Ты помнишь последнюю осень, наш отпуск, который мы проводили в Нью-Йорке, уехав из Форт-Линкольна? Мы были так бедны (за все годы службы и, как могли бы сказать некоторые, годы славы я так и не научился извлекать материальные выгоды из службы отечеству), так бедны, что нам пришлось остановиться в жутком пансионе и ездить на различные приемы и обеды в холоднющих, продуваемых всеми ветрами конках, потому что на кеб у нас не хватало денег. У меня был гражданский костюм. Единственный. У тебя было несколько милых платьев для балов и приемов, но ты их надевала, чинила, изменяла понемногу в течение многих сезонов и таскала за собой в сундуке по прерии.
Ты помнишь, что в ту холодную осень и еще более холодную зиму в Нью-Йорке мы сорок раз ходили смотреть постановку «Юлия Цезаря» — не потому, что тебе или мне так уж нравилась эта пьеса (я в конечном счете возненавидел ее), а потому, что актер и наш друг Лоренс Баррет оставлял нам две контрамарки каждый раз, когда выходил на сцену.
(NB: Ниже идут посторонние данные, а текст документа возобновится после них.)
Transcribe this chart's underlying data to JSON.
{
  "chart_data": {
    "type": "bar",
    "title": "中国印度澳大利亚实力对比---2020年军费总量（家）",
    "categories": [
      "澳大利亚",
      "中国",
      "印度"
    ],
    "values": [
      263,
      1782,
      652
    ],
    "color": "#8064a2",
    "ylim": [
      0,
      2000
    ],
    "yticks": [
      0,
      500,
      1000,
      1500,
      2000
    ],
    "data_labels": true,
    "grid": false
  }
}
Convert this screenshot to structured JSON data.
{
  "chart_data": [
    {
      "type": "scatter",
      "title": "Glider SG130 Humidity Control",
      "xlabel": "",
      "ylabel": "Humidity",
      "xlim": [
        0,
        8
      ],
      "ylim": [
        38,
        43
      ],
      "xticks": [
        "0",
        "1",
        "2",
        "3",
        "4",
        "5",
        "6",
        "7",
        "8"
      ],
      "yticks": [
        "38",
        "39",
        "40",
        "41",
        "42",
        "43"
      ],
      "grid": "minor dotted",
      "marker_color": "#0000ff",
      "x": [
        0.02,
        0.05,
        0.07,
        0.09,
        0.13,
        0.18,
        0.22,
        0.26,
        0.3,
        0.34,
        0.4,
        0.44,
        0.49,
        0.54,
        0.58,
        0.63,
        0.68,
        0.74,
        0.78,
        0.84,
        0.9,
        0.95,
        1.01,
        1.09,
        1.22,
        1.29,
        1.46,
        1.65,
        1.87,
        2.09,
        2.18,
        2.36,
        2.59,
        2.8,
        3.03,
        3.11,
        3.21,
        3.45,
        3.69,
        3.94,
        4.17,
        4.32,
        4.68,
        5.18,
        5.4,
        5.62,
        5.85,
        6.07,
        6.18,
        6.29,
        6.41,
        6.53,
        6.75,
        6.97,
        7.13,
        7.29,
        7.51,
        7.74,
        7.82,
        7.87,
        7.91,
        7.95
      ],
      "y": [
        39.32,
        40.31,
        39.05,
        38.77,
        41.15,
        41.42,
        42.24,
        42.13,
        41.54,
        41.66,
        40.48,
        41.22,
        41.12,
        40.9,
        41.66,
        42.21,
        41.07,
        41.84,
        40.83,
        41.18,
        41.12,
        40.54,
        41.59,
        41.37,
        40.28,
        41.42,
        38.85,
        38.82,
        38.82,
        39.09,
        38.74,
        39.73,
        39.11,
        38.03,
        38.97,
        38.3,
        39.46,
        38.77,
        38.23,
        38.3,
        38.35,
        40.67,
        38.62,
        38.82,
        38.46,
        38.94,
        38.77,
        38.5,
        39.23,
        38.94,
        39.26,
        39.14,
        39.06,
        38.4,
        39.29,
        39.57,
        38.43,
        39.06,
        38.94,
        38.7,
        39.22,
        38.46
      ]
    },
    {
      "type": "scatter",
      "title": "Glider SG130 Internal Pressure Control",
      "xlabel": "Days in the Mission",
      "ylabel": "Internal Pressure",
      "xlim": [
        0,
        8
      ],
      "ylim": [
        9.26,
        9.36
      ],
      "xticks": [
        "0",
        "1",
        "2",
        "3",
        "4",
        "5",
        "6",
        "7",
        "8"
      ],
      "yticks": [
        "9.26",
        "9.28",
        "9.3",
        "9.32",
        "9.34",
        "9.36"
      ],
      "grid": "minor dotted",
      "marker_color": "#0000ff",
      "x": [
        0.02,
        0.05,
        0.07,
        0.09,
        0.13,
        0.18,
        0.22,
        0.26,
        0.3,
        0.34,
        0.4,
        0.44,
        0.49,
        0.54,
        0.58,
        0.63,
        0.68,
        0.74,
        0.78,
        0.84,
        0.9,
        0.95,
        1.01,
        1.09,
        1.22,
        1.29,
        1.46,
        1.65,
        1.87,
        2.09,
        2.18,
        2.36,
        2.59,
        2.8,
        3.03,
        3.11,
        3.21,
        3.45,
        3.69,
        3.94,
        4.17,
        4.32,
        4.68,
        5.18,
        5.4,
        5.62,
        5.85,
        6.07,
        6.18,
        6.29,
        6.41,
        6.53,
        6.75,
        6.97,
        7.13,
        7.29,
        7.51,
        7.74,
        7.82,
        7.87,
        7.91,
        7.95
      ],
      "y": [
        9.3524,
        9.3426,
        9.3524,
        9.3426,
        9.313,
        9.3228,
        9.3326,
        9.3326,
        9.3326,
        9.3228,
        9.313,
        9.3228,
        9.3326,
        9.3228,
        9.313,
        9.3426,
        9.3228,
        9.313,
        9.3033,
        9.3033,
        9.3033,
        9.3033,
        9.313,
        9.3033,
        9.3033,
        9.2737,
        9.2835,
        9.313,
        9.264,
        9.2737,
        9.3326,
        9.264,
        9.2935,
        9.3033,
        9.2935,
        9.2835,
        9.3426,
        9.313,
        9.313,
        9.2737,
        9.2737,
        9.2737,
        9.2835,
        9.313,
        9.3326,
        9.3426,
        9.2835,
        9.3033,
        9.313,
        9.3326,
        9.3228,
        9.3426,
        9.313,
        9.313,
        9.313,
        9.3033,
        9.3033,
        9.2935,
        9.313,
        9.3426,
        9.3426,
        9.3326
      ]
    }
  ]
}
Мы сорок раз выстрадали «Юлия Цезаря» в те холодные месяцы, потому что это было бесплатно и давало нам возможность выбраться из шумного, переполненного, провонявшего едой пансиона.
А помнишь тот декабрь, редкую тихую ночь в номере нашего пансиона, когда, казалось, все, кроме нас, ушли, мы с тобой лежали в кровати и говорили о том, что жаль, нам не довелось встретиться в детстве?
— И что бы ты сделал со мной, если бы узнал меня, когда я еще писалась в кроватку? — спросила ты.
— Соблазнил бы, — прошептал я. — Сразу же занялся бы с тобой любовью.
А потом, помнишь, моя дорогая, ты попросила меня выбрить твой восхитительный лоскуток черных волос с помощью моей полевой бритвы и пансионного мыла для бритья. И ты помнишь, как я зажег дополнительную свечу и установил маленькое зеркальце — по твоей просьбе, чтобы ты могла наблюдать за изменениями по ходу дела. Ах, как ты мне доверяла, моя дорогая. И как тебя пробрала дрожь наслаждения, как ты зарделась, когда я поцеловал твой ставший бледным и безволосым лобок, а потом стал целовать ниже.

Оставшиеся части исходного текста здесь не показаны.